Comment continuer à  vivre?comment peut on y arriver?

Stana

@ lisa: trois mois et demi ce n'est encore "qu'un" début de deuil, contrairement à ce que croient les personnes non averties. Les premiers mois sont les plus difficiles; l'annonce du décès de l'être cher, et tout ce qui tourne autour, est bien sûr le pire moment de notre vie, mais c'est lorsque les premières semaines, voire même les tout premiers mois se sont ècoulés, c'est là que plus plus gros de la souffrance survient. Parce-qu'on commence à avoir l'expèrience de cette nouvelle vie, sans l'autre, et qu'on réalise qu'aussi terrible que ce soit, c'est irréversible.
  Lorsqu'encore un peu plus de temps est passé, ce summum de souffrance commence à s'adoucir, ce qui ne veux absolument pas dire que nous oublions, mais que l'absence, le manque de l'autre se font moins insoutenables, puis supportables. Ca ne peux se faire que graduellement, un jour après l'autre, à petits pas-et parfois il faut faire un pas en arrière pour pouvoir en faire deux en avant. Il est inutile d'essayer de faire appelle à sa volonté-ça aurait même l'effet inverse-mais acceuillir les diverses émotions, les accepter même si c'est extrêmement dur sur le moment-et je sais de quoi je parle hélas-afin de pouvoir lâcher prise-là encore, pas "lâcher-prise" concernant l'amour pour le défunt, les beaux souvenirs partagés, mais vis-à-vis de cette grande détresse. Avec beaucoup de patience et de ténacité-de résistance passive peut-on dire-l'absence, le manque sont toujours là mais mieux vécus, avec davantage de douceur au quotidien.
  Tu as raison de noter tes émotions au jour le jour, c'est un très bon moyen de les extèrioriser, tout en sachant que les personnes qui les liront pourront comprendre, connaissant la même expèrience, aussi tragique soit-elle.
  Je pense à toi  :-*
*Où que tu sois, ne m'oublie pas.
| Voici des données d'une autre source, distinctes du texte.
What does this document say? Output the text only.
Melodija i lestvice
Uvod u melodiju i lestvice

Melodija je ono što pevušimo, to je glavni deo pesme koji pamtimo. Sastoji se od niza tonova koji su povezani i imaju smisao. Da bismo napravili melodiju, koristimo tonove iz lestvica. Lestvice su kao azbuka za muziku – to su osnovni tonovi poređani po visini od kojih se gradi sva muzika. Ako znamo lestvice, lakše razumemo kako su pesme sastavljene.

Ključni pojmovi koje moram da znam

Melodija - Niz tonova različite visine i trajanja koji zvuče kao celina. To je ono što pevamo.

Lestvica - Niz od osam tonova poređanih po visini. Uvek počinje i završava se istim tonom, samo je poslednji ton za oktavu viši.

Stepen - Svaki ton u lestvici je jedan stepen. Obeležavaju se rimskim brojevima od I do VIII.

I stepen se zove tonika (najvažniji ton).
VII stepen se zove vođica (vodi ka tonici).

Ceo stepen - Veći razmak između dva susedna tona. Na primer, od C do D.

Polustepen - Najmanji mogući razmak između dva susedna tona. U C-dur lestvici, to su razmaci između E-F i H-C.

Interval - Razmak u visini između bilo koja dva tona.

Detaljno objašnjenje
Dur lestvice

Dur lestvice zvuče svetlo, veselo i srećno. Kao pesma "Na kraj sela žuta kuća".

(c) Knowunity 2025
Ici, ta voix résonnera encore et toujours. C'est un nouveau monde qui s'ouvre à toi; mais c'est un monde où je ne suis pas...* (Dark Sanctuary)

lisa

Merci,stana,merci  d avoir répondu  à  mes cris de douleur. ..tant de personnes autour de moi  ne semblent pas comprendre ma détresse, mon désespoir et m evitent.même  ceux qui  m avaient assuré  qu' ils seraient toujours là  pour moi..peut être  Est ce parce que ça  les rend mal à  l aise ou parce que je me renferme,mais  cette sensation d immense solitude est terrible .J ai lu  tous tes messages ,j ai pleuré  encore  plus fort.pourquoi eux,pourquoi nous?mille pensées

milou

Chère Nora,

De tout coeur avec toi.

Un jour à la fois, sans penser à demain, avec douceur et bienveillance.

Je t'embrasse.
Milou






lisa

Un jour à  la fois...oui,mais c est tellement difficile d avancer englués  comme nous le sommes toutes et tous dans ce forum!difficile de penser qu' un jour la souffrance sera moins forte! Comment avancer quand on n en a plus la force?

milaure

Nora ,tout ce que tu dis dans ce texte,je nous revois mon mari et moi,pour tous les projets que nous faisions ,pour tous les voyages que nous faisions et la famille nous admirait de voir combien nous étions heureux tous les deux,pour nos 50 ans de mariage nous devions aller nous remarier à LAS VEGAS et emmener le plus grand de nos petits enfants qui aurait fait l'interprète!!!peu d'heure avant qu'il parte je lui ai dit on ne fera pas nos 50 ans il m'a répondu je ne peux plus me battre....c'est ainsi que fini le bonheur à deux!!!